Perfino nell’allestimento scenico, curato da Valeria Mangiò, De Bei è come se sezionasse lo spazio in due diversi ambienti: quello della realtà biografica, in cui lo spettatore segue le ultime ore di vita dello scrittore, ascoltandone la flebilissima voce che si leva dall’andito in penombra di una cella abbacinata dalla luce calda e disperata del tramonto, recinto dell’anima più che del corpo, e quello della narrazione in cui avviene la trasfigurazione vivace prima, e malinconica poi, dell’autore nel protagonista del suo racconto, cioè in quel campione del digiuno che finirà i suoi giorni in straziante solitudine, dimenticato in una gabbia del circo in cui si era, suo malgrado, ricoverato.

In entrambe le vicende, quella biografica di Kafka e quella romanzesca del digiunatore, il rifiuto della vita rimanda in maniera diretta al digiuno che è, in modo ambiguo e arcano, causa ed effetto al tempo stesso del malessere di entrambi.

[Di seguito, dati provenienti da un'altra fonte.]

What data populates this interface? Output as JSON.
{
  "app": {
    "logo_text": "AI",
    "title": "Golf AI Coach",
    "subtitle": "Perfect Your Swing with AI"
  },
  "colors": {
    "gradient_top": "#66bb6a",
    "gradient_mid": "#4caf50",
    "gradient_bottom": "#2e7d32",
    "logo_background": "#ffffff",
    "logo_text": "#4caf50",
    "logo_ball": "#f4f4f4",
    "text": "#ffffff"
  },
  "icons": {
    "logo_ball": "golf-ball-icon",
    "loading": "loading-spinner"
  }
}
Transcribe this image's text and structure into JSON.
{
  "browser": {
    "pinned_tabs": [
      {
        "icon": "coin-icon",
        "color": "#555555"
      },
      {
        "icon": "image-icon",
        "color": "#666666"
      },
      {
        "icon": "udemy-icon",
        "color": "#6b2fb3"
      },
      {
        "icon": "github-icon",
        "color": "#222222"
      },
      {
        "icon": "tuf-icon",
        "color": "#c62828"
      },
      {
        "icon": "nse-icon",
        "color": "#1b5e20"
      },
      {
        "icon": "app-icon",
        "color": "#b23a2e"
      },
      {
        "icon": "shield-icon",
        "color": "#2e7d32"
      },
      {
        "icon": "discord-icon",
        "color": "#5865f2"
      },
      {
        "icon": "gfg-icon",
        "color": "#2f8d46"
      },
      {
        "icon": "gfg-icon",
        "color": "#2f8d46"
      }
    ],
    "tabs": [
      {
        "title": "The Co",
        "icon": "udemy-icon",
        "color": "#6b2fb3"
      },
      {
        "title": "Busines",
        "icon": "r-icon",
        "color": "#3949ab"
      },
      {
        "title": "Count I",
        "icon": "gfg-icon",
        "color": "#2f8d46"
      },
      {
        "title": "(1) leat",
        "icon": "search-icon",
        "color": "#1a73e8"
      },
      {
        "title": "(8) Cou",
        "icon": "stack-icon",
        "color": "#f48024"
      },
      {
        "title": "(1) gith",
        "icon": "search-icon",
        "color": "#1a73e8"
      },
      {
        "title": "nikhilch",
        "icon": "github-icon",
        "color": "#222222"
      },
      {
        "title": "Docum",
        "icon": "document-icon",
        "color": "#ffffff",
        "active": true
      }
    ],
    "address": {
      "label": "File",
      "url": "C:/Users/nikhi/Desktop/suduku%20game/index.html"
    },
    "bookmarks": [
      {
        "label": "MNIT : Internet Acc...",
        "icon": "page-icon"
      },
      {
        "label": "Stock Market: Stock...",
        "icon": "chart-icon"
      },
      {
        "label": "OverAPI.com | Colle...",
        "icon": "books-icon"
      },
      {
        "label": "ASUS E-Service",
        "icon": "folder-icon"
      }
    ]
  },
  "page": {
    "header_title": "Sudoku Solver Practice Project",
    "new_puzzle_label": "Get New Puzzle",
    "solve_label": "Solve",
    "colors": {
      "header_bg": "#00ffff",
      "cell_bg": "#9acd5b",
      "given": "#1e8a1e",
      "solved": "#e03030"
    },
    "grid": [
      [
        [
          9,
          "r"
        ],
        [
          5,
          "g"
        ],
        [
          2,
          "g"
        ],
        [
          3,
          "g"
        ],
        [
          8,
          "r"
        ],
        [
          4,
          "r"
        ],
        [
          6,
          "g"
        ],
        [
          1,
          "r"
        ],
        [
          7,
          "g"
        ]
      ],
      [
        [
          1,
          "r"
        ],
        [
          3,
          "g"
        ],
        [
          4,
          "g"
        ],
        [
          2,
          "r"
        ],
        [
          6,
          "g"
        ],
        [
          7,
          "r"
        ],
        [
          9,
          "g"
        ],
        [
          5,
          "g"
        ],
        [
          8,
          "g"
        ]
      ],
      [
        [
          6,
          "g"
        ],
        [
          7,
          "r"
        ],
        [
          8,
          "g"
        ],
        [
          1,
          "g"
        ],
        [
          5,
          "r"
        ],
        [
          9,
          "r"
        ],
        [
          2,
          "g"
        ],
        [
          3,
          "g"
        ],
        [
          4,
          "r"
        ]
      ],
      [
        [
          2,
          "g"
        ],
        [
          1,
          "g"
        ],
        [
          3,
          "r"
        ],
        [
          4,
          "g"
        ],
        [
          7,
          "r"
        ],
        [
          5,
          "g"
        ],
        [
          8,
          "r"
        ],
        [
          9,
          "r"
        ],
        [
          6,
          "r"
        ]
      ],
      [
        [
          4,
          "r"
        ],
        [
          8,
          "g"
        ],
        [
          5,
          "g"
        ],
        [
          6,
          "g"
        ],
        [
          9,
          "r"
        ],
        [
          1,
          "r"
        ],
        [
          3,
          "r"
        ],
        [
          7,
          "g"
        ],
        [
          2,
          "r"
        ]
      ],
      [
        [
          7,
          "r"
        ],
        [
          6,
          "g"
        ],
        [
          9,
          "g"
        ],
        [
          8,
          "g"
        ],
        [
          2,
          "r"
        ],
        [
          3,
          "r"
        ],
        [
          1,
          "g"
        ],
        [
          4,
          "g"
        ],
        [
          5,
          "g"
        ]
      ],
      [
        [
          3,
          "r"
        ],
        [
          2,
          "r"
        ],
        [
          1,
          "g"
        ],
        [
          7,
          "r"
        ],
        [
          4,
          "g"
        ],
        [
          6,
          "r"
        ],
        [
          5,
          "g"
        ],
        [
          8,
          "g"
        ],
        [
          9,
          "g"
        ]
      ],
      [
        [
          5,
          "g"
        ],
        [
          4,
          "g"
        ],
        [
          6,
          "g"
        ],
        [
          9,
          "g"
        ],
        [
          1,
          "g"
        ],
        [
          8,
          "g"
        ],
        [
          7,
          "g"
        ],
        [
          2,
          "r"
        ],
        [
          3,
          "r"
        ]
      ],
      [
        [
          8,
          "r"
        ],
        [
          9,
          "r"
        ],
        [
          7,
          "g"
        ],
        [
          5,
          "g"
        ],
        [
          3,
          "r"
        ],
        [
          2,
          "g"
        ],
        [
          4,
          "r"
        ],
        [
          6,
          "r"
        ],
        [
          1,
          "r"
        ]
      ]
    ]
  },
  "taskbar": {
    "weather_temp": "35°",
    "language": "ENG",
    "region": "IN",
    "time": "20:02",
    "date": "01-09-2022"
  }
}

Quasi una proiezione profetica, dunque, quel digiunatore creato dal genio kafkiano. Una proiezione profetica ma, probabilmente, non casuale. Una proiezione/profezia a cui lo stesso autore rivolse – ci piace crederlo – il suo sguardo sarcastico e disincantato. Lo sguardo con cui osservava il paradosso elevato a sistema in cui vive l’uomo contemporaneo, inguaribilmente scisso tra consapevolezza, fame d’esperienza e spleen esistenziale.